Just as you’d be guaranteed to learn things if you flipped open the World Book volume for “F,” you are guaranteed to learn a lot in author LaToya Ferguson’s hardcover book.
But an encyclopedia it is not, and I suspect it was the publisher (Sterling) which came up with the name. In the end, it does a disservice by promising more than it delivers.
Ferguson even lays it out at the beginning, with a disclaimer: “This is not the entire history of women’s professional wrestling. This is far from a complete compendium of women’s professional wrestling. That is a task that would be too great to take on in these limited ages and would require far more than 100 entries.”
So kudos for recognizing what it is not, meaning I’ll now focus on what it is.
In An Encyclopedia of Women’s Wrestling, you get a decent introduction, well, as much as you can get in three pages, and then you’re launched right into the profiles over its 288 pages.
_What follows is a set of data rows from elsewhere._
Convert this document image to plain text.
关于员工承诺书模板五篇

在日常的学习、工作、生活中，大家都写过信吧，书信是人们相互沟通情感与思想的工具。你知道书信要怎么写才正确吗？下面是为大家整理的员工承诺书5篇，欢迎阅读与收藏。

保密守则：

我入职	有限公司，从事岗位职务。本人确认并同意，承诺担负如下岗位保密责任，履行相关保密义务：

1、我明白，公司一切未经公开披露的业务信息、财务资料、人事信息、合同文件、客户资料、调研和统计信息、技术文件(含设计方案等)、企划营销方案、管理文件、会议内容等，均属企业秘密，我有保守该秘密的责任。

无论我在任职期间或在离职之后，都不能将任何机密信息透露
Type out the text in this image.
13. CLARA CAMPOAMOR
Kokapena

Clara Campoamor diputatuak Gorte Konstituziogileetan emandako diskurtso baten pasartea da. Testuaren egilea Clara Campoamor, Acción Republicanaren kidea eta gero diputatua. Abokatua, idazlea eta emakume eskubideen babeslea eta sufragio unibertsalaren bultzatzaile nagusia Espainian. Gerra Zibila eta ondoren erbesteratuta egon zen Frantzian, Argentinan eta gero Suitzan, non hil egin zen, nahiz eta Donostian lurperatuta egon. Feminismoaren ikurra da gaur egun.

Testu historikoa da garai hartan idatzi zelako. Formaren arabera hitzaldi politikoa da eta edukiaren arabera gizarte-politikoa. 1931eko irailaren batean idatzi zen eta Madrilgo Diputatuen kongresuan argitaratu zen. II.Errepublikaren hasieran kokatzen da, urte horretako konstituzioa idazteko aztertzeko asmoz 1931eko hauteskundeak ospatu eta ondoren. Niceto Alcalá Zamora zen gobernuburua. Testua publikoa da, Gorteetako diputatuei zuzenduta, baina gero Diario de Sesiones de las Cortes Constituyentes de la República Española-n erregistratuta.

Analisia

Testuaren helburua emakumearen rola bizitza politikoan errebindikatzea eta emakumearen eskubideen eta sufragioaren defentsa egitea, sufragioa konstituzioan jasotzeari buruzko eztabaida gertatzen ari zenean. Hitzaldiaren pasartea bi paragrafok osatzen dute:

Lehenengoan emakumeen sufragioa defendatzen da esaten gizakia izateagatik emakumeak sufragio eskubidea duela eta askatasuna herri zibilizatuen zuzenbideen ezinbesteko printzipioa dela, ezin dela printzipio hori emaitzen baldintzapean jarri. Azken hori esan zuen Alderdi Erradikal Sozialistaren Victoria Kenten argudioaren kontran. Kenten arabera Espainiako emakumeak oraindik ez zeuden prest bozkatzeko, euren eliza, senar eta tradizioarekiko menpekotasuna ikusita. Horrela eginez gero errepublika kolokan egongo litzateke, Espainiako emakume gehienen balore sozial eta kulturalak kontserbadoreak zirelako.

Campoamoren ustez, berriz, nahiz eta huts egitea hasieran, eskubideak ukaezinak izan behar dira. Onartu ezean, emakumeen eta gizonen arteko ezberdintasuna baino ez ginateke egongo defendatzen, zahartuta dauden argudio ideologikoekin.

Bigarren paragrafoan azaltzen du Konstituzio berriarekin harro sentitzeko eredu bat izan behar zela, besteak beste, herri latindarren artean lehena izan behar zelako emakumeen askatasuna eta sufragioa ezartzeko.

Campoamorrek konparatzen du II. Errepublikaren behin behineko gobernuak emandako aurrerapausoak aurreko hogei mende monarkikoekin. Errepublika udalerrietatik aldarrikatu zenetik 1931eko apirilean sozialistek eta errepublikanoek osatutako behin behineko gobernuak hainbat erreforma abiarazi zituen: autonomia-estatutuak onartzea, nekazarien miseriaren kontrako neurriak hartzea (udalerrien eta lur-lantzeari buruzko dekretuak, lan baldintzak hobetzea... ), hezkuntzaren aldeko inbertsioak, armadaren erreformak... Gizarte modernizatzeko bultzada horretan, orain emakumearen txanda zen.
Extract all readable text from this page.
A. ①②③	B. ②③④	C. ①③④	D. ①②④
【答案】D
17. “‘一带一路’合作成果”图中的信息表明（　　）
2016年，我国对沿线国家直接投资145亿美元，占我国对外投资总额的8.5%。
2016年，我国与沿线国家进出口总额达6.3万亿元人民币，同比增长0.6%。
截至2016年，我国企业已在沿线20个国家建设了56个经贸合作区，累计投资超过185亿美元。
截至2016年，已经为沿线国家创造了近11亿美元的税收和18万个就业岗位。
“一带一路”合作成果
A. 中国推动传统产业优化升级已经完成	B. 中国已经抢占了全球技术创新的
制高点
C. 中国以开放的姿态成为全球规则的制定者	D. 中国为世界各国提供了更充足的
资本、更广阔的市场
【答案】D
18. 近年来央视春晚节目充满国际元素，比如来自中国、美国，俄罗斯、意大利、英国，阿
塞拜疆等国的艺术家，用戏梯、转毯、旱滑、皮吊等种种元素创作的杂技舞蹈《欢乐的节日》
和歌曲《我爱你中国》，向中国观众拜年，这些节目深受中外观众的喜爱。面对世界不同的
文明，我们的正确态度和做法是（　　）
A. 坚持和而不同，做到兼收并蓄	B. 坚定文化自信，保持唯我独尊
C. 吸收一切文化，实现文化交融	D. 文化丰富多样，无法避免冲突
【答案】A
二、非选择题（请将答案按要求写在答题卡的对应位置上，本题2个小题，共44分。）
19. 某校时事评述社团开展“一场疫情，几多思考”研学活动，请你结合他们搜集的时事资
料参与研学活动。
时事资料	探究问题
If you are a fan of the current wrestling scene, as of mid-2018, you’ll love it, as so many of the key women in pro wrestling are featured. In particular, the coverage of major Japanese names is great, and an excellent reminder of how awesome the likes of Asuka and Kairi Sane were before they were on the WWE’s main roster, and why the Jumping Bomb Angels ruled. If you are a fan of SHIMMER, Women Superstars United (WSU), and other hard-hitting women’s wrestling promotions, and the Mae Young Classic, it works.
If you are looking for historical profiles, this is not the book for you. Mae Young, Fabulous Moolah and Mildred Burke constitute the oldest names, and then there are a couple like Sherri Martel and Wendi Richter from the late ’70s into the 1980s.
Ferguson provides details on the years each woman was active, who trained them, where they were billed from, their accomplishments like title reigns, ring names, and notable matches. Basics like real name, height and weight are omitted, or, in a couple of cases, covered in the text. Personal details, like marriages, relationships, kids, and the like, don’t make the cut very often. There are quotes, but those are not always sourced.
There is generally a photo with each profile, but most are of the posed variety, so this isn’t meant to be a photo book with amazing action shots. Then, some layout artist foolishly decided to ruin the bigger chapter-beginning photos and a few other full-page shots with this ridiculous overlay that I would describe as making them look like a photo seen through the raindrops on your car’s windshield.
In the end, what I see with my experienced eye is a conflict.
On one hand, LaToya Ferguson is a journalist who has written for The AV Club, Paste Magazine, The Guardian, Entertainment Weekly, Variety, IndieWire, and is the managing editor of RondaRousey.com (and Rousey is NOT in the book, by the way, which was a timing thing no doubt). She wanted to deliver quality biographies of mainly current stars.
On the other side are the folks at the publishing house. They wanted something more complete, encyclopedic, and slapped the name on it even if it wasn’t warranted. Then there is its art director, who made a mess of great photos, and, ultimately took some enjoyment away from a good, though misnamed, book.